Marathon, meanwhile, is a sponsor of the Detroit Public Safety Foundation, a local police group, and Marathon’s security coordinator is on the foundation's board of trustees.
Marathon defended its ties as supporting law enforcement.
"It is our privilege to satisfy the community’s direct requests for more local neighborhood patrols by first responders, through our own contributions and support for fund-raising efforts," the company said in a statement. "We also support the Women in Blue event which recognizes the shining examples of women’s leadership amongst first responders."
Shell is listed as a “featured partner" of the New Orleans Police & Justice Foundation and is also a sponsor of the Houston Police Department’s mounted patrol.
The report notes that Americans of color, who are victims of police brutality at higher rates than the general population, are also disproportionately impacted by pollution.
“This symbiotic relationship between the fossil fuel industry and police often means that the companies that are polluting Black and Brown communities ... are the same ones that are aligned with and propping up police forces in these same cities,” it says.
“This is why divesting from fossil fuels and fighting to end environmental racism goes hand in hand with defunding the police in the fight for racial justice and reinvestment in Black and Brown communities,” it continues.
The Public Accountability Initiative particularly points to a Marathon facility in Detroit, a city with one of the country’s largest Black populations, that has been accused of environmental violations, though the company has denied wrongdoing.
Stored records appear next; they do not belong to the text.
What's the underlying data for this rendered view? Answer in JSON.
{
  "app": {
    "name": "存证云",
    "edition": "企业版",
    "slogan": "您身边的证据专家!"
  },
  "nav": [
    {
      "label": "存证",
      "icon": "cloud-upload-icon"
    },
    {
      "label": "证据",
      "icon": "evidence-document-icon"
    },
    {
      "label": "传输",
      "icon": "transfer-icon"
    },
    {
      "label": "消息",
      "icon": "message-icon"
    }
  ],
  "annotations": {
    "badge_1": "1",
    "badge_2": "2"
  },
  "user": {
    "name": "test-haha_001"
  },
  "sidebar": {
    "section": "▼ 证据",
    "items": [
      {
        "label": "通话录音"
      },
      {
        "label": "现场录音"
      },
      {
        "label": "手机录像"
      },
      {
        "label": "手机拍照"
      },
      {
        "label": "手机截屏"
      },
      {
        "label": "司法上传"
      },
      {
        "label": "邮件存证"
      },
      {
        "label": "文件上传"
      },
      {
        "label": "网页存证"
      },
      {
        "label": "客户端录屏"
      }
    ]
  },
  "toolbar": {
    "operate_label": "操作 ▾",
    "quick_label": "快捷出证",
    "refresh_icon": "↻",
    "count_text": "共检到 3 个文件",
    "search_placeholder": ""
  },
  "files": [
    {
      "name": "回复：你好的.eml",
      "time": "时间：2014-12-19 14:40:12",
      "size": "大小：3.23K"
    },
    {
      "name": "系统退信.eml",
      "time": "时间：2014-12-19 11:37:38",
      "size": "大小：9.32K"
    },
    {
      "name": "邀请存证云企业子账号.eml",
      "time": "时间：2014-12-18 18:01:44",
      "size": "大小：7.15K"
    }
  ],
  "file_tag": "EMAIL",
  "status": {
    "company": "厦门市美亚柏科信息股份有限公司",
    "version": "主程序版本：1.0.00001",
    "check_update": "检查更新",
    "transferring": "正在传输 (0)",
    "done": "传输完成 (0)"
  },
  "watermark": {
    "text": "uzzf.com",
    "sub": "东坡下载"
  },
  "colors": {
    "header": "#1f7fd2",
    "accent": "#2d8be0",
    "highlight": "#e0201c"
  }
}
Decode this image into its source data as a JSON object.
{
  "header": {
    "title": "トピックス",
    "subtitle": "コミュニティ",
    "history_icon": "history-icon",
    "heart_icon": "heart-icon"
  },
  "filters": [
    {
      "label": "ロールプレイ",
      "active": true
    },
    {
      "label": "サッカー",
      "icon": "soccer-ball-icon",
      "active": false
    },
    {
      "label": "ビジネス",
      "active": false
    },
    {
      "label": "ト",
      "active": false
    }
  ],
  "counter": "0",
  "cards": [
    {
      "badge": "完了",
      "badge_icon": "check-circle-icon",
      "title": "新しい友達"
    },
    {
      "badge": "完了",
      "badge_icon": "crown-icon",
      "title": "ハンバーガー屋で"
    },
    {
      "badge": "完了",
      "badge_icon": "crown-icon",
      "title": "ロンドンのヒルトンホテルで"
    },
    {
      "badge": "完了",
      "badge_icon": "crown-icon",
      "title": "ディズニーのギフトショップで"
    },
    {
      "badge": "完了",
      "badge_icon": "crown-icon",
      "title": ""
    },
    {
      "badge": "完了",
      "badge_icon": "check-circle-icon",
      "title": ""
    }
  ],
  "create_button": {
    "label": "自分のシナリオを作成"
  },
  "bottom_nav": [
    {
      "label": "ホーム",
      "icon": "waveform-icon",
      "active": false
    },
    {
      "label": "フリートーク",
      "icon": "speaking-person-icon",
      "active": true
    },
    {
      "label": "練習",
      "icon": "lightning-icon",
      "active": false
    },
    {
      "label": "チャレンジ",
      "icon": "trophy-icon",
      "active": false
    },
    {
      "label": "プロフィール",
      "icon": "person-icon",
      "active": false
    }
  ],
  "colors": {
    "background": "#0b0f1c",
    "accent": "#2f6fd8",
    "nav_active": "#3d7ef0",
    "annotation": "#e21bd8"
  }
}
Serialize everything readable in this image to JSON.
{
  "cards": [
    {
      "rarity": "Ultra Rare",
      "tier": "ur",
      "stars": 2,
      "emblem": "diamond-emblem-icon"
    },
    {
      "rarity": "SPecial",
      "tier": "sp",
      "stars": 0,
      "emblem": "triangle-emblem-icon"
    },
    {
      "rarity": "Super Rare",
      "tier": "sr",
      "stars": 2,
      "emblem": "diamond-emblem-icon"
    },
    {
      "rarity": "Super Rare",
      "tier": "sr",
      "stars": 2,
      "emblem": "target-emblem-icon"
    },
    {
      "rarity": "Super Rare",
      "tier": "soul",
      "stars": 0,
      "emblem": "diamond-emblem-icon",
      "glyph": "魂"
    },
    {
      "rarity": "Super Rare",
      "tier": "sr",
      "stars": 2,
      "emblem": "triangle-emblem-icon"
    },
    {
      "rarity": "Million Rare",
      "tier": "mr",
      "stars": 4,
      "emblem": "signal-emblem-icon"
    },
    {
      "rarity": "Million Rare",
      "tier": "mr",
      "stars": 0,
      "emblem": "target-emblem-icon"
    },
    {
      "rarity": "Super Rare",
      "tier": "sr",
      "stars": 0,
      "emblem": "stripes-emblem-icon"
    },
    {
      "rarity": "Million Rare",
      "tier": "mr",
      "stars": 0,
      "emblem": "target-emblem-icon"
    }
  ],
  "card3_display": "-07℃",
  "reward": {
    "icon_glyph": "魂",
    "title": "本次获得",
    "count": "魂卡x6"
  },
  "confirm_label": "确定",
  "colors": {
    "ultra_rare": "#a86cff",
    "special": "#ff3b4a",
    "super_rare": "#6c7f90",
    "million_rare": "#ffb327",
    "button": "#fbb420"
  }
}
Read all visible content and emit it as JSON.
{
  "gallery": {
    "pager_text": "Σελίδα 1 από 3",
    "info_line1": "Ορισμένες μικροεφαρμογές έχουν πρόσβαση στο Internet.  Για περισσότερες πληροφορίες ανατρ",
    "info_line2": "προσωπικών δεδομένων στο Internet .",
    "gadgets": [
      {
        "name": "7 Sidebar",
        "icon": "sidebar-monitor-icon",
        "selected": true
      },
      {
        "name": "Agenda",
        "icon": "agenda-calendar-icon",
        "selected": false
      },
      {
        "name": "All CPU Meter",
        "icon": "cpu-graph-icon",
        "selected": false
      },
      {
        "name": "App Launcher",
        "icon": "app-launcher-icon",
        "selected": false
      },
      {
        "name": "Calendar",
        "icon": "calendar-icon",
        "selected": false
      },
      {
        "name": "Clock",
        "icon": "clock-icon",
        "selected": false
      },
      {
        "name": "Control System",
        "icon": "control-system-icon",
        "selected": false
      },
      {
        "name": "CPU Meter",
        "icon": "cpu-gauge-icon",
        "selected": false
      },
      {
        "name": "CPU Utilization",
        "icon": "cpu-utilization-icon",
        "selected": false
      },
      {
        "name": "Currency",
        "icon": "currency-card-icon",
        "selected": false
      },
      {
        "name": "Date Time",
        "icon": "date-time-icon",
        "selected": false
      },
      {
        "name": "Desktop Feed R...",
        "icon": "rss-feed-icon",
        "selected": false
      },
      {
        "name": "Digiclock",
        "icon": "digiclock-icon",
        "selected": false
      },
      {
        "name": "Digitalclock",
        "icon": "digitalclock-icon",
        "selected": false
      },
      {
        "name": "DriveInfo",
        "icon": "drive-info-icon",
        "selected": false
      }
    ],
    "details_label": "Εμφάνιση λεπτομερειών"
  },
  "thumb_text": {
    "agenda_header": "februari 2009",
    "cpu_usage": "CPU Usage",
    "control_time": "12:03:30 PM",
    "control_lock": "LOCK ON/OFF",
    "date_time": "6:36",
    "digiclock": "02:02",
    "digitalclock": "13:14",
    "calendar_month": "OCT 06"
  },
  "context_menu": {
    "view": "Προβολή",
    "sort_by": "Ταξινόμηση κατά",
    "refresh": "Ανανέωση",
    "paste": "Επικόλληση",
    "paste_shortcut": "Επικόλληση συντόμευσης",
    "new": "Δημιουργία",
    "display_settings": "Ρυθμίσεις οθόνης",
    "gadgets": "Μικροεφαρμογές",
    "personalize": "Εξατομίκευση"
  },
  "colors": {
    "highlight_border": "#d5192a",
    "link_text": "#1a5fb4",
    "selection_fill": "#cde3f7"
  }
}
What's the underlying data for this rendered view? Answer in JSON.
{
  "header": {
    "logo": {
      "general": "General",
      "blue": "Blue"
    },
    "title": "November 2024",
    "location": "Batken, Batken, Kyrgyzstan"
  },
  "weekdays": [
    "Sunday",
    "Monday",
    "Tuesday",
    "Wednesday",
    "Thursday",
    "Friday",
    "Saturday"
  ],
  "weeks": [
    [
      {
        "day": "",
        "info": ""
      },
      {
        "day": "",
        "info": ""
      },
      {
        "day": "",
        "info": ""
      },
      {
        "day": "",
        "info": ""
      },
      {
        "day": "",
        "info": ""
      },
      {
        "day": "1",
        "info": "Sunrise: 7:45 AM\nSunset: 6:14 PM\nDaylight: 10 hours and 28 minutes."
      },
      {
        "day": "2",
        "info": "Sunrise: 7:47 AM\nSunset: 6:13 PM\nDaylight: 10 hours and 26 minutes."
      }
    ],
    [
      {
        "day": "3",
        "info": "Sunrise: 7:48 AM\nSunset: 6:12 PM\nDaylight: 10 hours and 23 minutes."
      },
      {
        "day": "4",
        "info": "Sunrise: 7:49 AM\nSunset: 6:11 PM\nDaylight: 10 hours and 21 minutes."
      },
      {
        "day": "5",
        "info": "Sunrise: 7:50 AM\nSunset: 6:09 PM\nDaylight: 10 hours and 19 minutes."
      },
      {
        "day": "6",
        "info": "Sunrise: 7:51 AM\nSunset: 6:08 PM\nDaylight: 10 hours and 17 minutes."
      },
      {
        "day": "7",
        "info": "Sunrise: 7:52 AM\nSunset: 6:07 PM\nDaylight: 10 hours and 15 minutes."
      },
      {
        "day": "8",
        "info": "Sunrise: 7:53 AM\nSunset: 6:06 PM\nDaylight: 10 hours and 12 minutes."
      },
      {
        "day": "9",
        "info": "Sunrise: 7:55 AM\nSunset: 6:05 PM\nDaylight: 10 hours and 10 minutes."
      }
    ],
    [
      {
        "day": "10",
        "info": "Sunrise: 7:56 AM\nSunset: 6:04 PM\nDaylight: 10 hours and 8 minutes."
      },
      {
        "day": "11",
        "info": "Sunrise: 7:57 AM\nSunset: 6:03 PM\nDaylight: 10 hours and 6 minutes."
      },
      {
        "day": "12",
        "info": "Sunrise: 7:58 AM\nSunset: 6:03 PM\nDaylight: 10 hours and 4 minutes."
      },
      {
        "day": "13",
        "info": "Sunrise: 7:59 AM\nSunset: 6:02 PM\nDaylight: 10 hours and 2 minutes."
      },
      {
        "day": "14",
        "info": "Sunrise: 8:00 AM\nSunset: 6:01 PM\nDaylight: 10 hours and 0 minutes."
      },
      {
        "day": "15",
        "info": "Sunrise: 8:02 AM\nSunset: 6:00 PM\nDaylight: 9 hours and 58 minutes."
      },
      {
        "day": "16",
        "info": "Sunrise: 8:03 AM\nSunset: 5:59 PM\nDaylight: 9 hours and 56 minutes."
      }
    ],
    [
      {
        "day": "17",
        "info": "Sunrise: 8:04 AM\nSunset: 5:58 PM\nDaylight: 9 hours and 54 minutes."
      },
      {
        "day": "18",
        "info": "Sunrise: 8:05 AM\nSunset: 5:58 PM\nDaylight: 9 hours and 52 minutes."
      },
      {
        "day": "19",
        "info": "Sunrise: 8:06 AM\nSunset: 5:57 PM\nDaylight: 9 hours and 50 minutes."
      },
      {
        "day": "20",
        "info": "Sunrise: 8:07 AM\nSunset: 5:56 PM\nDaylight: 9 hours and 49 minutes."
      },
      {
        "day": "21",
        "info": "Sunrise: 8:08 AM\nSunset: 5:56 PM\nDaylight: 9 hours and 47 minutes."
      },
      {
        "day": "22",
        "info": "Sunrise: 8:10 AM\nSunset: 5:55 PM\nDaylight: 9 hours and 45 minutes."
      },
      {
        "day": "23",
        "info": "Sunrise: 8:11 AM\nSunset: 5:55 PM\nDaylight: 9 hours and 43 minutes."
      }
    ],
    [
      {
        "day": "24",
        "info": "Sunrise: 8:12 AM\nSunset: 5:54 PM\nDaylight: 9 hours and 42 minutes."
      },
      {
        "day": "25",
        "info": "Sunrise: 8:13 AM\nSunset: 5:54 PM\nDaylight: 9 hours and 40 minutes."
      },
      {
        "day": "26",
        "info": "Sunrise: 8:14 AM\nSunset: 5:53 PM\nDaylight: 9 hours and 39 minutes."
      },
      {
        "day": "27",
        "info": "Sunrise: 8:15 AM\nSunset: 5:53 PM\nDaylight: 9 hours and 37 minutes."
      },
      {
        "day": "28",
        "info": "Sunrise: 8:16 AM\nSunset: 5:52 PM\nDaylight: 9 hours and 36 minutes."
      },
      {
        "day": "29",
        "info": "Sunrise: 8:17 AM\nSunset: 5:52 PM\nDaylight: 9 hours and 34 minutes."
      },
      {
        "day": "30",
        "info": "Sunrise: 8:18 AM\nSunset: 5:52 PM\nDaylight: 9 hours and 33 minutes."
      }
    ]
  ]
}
"The facility has operated at more than 40 percent below the facility’s yearly permitted emission levels for the past 15 years," Marathon told The Hill in a statement.
The report notes that utilities and banks have also funded police organizations.
It found that Exelon, the country’s largest utility, and its subsidiaries have donated to police foundations in Baltimore, Philadelphia, Chicago and Washington, D.C.
An Exelon spokesperson said in a statement to The Hill that it gave $52 million to community nonprofits last year, including some to police departments.
"A fraction of our total giving went to police departments through small, safety focused grants for things such as crash investigations, emergency scene safety improvements, K-9 search and rescue operations, and other programs." the spokesperson said.
The report also noted contributions to police groups from banks such as JPMorgan Chase and Wells Fargo, which provide funding for fossil fuel companies.